Дети новолуния [роман] | страница 75



Чуть свет вылез из своего шатра и монгольский советник Елюй Чу-цай, безродный кидань, утративший землю и веру, но не сменивший ни того ни другого. Ночь он не спал. Лежал на спине и сонно глядел на то, как блестели в небе выпавшие незадолго до рассвета звёзды. Время от времени его рвало. Пришлось всё ж таки съесть слишком много баранины и выпить слишком много вина, чтоб не обидеть не в меру назойливых ветеранов орхонов. Им постоянно надо доказывать, что он свой.

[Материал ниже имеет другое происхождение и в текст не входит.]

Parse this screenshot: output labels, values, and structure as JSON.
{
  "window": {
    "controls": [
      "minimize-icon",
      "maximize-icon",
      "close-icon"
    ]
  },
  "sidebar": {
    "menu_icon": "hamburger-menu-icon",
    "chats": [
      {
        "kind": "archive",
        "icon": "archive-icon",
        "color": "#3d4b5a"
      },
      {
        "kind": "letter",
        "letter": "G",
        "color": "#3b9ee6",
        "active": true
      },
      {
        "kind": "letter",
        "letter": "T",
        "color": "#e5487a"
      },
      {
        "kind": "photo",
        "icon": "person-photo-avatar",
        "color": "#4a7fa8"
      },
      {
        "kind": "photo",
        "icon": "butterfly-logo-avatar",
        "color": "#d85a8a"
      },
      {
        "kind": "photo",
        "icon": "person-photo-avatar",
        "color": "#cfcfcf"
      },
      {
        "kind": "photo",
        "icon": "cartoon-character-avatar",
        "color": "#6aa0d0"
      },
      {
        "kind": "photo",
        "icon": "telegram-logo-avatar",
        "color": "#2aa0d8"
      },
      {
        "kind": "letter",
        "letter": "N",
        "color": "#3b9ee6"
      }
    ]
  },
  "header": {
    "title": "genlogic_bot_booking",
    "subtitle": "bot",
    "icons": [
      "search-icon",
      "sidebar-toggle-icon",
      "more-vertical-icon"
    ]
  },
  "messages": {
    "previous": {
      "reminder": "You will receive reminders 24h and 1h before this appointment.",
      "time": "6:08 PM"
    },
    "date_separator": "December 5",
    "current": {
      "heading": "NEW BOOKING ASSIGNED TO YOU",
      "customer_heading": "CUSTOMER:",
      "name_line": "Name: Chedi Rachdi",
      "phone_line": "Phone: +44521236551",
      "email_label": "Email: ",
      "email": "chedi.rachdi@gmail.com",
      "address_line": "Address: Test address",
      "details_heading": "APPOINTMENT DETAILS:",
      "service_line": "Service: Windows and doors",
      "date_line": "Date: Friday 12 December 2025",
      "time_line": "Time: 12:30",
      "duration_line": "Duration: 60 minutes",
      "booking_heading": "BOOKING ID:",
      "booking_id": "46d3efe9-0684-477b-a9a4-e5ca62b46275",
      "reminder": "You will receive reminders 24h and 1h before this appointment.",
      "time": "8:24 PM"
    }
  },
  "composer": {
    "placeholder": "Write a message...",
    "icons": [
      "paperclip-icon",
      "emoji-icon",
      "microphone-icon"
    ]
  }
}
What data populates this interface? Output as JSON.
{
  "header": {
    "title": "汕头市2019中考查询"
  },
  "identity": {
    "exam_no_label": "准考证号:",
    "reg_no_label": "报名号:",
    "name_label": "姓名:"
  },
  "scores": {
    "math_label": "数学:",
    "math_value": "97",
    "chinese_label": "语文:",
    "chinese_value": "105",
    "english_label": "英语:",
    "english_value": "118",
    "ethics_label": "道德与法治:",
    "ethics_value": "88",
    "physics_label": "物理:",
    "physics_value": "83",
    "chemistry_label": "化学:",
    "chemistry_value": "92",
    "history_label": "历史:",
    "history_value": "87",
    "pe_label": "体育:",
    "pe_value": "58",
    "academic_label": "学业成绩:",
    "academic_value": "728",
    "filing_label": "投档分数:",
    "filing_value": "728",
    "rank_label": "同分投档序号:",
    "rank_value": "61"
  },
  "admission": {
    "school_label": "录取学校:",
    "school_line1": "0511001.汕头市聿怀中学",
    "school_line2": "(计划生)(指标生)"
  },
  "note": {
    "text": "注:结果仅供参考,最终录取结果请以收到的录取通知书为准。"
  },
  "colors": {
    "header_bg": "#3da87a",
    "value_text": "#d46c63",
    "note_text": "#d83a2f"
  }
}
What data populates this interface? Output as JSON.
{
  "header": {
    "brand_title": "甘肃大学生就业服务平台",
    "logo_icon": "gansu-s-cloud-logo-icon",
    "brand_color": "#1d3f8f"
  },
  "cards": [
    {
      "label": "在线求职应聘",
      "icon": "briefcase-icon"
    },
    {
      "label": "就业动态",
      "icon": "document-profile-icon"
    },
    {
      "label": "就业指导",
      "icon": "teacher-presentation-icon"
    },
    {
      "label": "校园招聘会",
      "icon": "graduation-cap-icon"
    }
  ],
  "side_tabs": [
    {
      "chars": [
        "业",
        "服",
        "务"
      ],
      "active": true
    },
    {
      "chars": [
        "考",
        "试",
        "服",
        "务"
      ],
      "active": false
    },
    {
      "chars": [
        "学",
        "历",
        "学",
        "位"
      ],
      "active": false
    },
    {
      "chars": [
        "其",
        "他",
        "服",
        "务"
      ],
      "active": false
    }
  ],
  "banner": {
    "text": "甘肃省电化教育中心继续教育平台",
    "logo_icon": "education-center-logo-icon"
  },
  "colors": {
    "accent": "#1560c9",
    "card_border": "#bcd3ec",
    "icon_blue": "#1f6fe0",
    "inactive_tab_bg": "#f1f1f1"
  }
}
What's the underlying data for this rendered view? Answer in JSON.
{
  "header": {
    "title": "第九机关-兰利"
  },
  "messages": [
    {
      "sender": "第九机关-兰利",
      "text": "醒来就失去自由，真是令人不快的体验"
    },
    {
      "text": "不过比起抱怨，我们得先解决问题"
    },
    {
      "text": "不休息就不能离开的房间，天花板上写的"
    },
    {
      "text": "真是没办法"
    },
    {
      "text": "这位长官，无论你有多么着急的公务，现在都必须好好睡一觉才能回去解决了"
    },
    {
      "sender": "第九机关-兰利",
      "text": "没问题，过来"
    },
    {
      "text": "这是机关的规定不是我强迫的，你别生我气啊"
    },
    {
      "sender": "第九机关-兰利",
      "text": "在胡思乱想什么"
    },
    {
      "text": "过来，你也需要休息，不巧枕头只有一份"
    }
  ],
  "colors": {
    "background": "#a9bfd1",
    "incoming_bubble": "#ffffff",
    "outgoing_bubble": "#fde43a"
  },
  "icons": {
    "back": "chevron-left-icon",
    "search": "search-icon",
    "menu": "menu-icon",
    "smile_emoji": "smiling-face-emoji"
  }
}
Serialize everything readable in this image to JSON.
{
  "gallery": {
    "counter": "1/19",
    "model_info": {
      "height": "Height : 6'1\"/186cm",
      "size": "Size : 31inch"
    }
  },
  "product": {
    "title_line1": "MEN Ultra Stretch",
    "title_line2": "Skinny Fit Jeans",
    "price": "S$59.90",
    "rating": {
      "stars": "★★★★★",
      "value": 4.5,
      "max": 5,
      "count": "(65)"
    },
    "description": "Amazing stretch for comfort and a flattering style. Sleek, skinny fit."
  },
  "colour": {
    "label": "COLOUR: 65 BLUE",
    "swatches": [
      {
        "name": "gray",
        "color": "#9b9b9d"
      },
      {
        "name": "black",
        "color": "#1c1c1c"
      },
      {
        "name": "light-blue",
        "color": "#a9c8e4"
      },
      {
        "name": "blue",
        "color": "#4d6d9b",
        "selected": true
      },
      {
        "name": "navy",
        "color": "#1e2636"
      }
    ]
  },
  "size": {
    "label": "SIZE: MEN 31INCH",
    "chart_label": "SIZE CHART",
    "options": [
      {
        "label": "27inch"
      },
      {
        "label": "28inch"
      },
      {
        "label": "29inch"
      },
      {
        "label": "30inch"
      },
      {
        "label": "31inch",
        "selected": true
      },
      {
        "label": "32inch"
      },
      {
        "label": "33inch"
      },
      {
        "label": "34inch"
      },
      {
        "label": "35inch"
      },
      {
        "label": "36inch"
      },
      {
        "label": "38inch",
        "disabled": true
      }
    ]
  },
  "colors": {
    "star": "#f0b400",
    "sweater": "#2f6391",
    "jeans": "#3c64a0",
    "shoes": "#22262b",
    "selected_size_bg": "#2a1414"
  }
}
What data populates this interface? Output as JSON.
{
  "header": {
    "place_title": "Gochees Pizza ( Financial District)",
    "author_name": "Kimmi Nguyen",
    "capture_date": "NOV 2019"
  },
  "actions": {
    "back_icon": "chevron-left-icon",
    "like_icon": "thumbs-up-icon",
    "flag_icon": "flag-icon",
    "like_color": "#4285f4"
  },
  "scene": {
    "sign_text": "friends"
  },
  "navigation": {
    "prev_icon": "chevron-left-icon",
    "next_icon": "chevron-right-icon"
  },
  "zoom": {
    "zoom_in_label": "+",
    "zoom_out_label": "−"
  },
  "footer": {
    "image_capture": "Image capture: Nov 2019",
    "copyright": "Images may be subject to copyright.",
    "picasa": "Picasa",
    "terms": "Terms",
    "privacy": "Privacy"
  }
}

Несмотря на столь трудную и бессонную ночь, кидань выглядел, как всегда, предельно опрятно, с гладкой, точно покрытой лаком, косой, в скромной шапочке на голове и в одноцветном голубом халате из шёлка без единого пятнышка. Он незаметно покинул лагерь и, оставаясь в виду дозорных, пошёл к реке. Там он сел в тени прибрежных деревьев и стал смотреть на воду, наслаждаясь её бегом и журчанием. Река была мелкая, каменистая и очень холодная благодаря, по-видимому, быстрому течению. Если присмотреться, то можно было заметить, как мимо проплывают мелкие рыбёшки, а те, что покрупнее, стоят на месте, где поглубже, и иногда покачивают хвостами. Великое множество водомерок, мух, стрекоз и водяных клопов суетилось по реке. В тихом перешёптывании камышей, почти заглушаемом наплывающим то и дело жужжанием пчёл и шмелей, слышалось милое равнодушие и этой реки, и этой травы, и этого утра, и этого дня. И ещё что-то, уже непонятное, как детский крик с другой стороны поля.

Елюй Чу-цай хотел вспомнить хоть одну строчку из своих поэтов и не мог вспомнить ни одной. Он смотрел на бегущую куда-то прозрачную воду, занятую только своим бегом и не знающую, что такое боль и что такое смерть, потому, может статься, что она и есть Бог? Кидань сидел на берегу и говорил вслух так, будто напротив сидел собеседник. Он ему говорил:

— От щепки, упавшей в эту воду, уже не зависит её судьба. Щепку несёт вода, пока наконец не выбросит на сушу, и там она не высохнет на солнце и не превратится в труху. Вот ты говоришь — спасение. И я говорю — спасение… И есть ли оно?

На глазах у него выступили слезы.

— А если есть, то — в чём?

Меняя форму и очертания, по воде в искрах солнца плыли белые облака.

20

До предела сжавшаяся в загоне отара овец с возрастающим ужасом пялилась в чёрную ночь. Но и ночь глазами волка серо-голубой масти вот уж который час сосредоточенно глядела на отару. Кислая вонь от его шкуры, вонь смерти, так близко, так муторно, заставляла овечьи сердца дробиться на тысячи страхов. Но волк выжидал. Он следил не за овцами — за юртами, по полшага на час приближаясь к человечьей берлоге. Замирал, сидел долго в ледяном подталом снегу, нюхал воздух, чуял постепенный уход из него дыма, потом осторожно, проваливаясь лапой в заиндевелую корку, делал шаг, другой и замирал опять. Овцы сходили с остатков ума, но его занимали не они и даже не собаки, брехающие наобум, а исключительно люди. Только в них серо-голубой видел настоящую угрозу себе. Но люди спали. Это было ясно уже давно. И поэтому с роковой неизбежностью в смоляной пустоте оловянным блеском высветились его глаза.